The second line is sorted out as follows:

03 02 01 / / variable length field length list, in reverse order, T4 column length 3 Magi T2 column length 2 Magi T1 column length 100 / / NULL flag bit, second row no null value 20 00 18 00 00 / / 0010 delete_mask=1 mark whether the record is deleted header information, fixed 5 byte length 00 00 01 / RowID the table we built has no primary key, so there will be RowID, fixed 6 byte length 00 00 00 0f 6a / transaction ID Fixed 6-byte 4e 00 00 01 9f 10 c0 / / rollback pointer, fixed 7-byte 64 / / T1 data 'dwatches 65 65 / / T2 data' ee'65 65 20 20 20 / / T3 data 'ee'66 66 / / T3 data' fff'

The third row of data has not changed.

At this point, the study on "how MySQL looks at InnoDB line format from binary content" is over. I hope to be able to solve your doubts. The collocation of theory and practice can better help you learn, go and try it! If you want to continue to learn more related knowledge, please continue to follow the website, the editor will continue to work hard to bring you more practical articles!

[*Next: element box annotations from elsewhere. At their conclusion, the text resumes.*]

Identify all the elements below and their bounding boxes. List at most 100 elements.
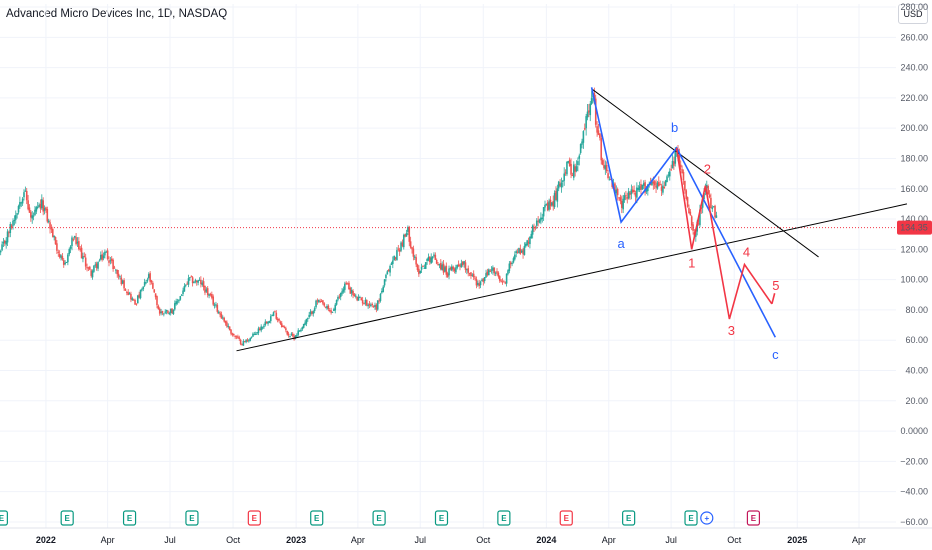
- candle-body: [616, 189, 619, 196]
- candle-body: [453, 268, 456, 271]
- candle-body: [445, 265, 448, 275]
- candle-body: [328, 310, 331, 312]
- x-tick-label: Jul: [665, 535, 677, 545]
- candle-body: [315, 300, 317, 308]
- candle-body: [527, 241, 530, 244]
- candle-body: [68, 249, 71, 255]
- event-markers: E E E E E E E E E E E E + E: [0, 510, 761, 526]
- candle-body: [84, 257, 87, 267]
- candle-body: [341, 291, 343, 294]
- candle-body: [353, 294, 356, 297]
- candle-body: [393, 255, 395, 261]
- candle-body: [232, 333, 235, 335]
- candle-body: [563, 173, 565, 181]
- candle-body: [434, 254, 437, 260]
- candle-body: [312, 311, 315, 314]
- candle-body: [153, 289, 156, 293]
- candle-body: [659, 184, 661, 186]
- time-axis[interactable]: 2022 Apr Jul Oct 2023 Apr Jul Oct 2024 Apr Jul Oct 2…: [0, 527, 932, 545]
- event-marker-letter: E: [314, 514, 320, 523]
- candle-body: [130, 294, 132, 300]
- candle-body: [662, 185, 664, 193]
- candle-body: [420, 266, 423, 270]
- candle-body: [53, 235, 55, 238]
- candle-body: [367, 305, 369, 307]
- candle-body: [30, 212, 32, 218]
- candle-body: [211, 294, 213, 298]
- candle-body: [644, 182, 646, 193]
- candle-body: [119, 276, 121, 278]
- candle-body: [354, 295, 357, 297]
- price-axis[interactable]: 280.00 260.00 240.00 220.00 200.00 180.00 160.…: [897, 2, 932, 527]
- candle-body: [570, 163, 572, 175]
- candle-body: [260, 326, 262, 331]
- candle-body: [245, 339, 247, 343]
- candle-body: [146, 279, 149, 282]
- candle-body: [478, 283, 480, 286]
- candle-body: [79, 248, 82, 250]
- candle-body: [363, 302, 365, 304]
- candle-body: [62, 260, 65, 265]
- event-marker-letter: E: [376, 514, 382, 523]
- currency-button[interactable]: USD: [898, 4, 928, 24]
- candle-body: [463, 261, 465, 265]
- candle-body: [200, 279, 202, 285]
- candle-body: [124, 289, 127, 291]
- candle-body: [290, 333, 293, 336]
- candle-body: [374, 304, 376, 308]
- candle-body: [433, 254, 435, 256]
- candle-body: [291, 333, 294, 336]
- candle-body: [534, 227, 537, 229]
- candle-body: [227, 325, 230, 327]
- candle-body: [460, 263, 463, 268]
- candle-body: [670, 169, 672, 171]
- earnings-marker: [434, 510, 449, 526]
- x-tick-label: 2024: [536, 535, 556, 545]
- candle-body: [442, 263, 445, 273]
- candle-body: [136, 295, 139, 304]
- candle-body: [705, 184, 708, 189]
- x-tick-label: Apr: [351, 535, 365, 545]
- candle-body: [623, 195, 626, 200]
- candle-body: [115, 269, 117, 271]
- candle-body: [437, 264, 439, 266]
- candle-body: [596, 126, 598, 133]
- candle-body: [219, 312, 221, 315]
- candle-body: [566, 161, 568, 175]
- candle-body: [298, 330, 301, 332]
- earnings-marker: [60, 510, 74, 526]
- candle-body: [642, 183, 645, 186]
- candle-body: [161, 311, 164, 314]
- wave-label-1: 1: [688, 255, 695, 270]
- candle-body: [514, 254, 516, 260]
- candle-body: [224, 320, 227, 324]
- wave-a-b-c: [590, 87, 777, 338]
- candle-body: [664, 180, 667, 186]
- candle-body: [466, 269, 468, 271]
- candle-body: [190, 276, 193, 278]
- candle-body: [663, 186, 666, 189]
- candle-body: [615, 189, 618, 194]
- candle-body: [457, 264, 460, 267]
- y-tick-label: 160.00: [900, 184, 928, 194]
- candle-body: [618, 197, 620, 199]
- candle-body: [307, 318, 309, 320]
- candle-body: [638, 186, 641, 191]
- candle-body: [342, 289, 345, 292]
- x-tick-label: 2025: [787, 535, 807, 545]
- candle-body: [519, 248, 522, 254]
- candle-body: [95, 263, 98, 269]
- candle-body: [215, 304, 217, 306]
- candle-body: [504, 282, 507, 284]
- candle-body: [239, 339, 242, 345]
- candle-body: [293, 335, 295, 340]
- candle-body: [537, 220, 539, 222]
- chart-title: Advanced Micro Devices Inc, 1D, NASDAQ: [6, 8, 228, 20]
- candle-body: [235, 336, 238, 338]
- candle-body: [241, 344, 243, 346]
- candle-body: [289, 335, 291, 337]
- candle-body: [28, 207, 31, 213]
- candle-body: [23, 192, 25, 198]
- candle-body: [217, 311, 220, 313]
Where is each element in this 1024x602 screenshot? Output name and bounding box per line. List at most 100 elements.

Welcome to subscribe "Shulou Technology Information " to get latest news, interesting things and hot topics in the IT industry, and controls the hottest and latest Internet news, technology news and IT industry trends.

*The comments in the above article only represent the author's personal views and do not represent the views and positions of this website. If you have more insights, please feel free to contribute and share.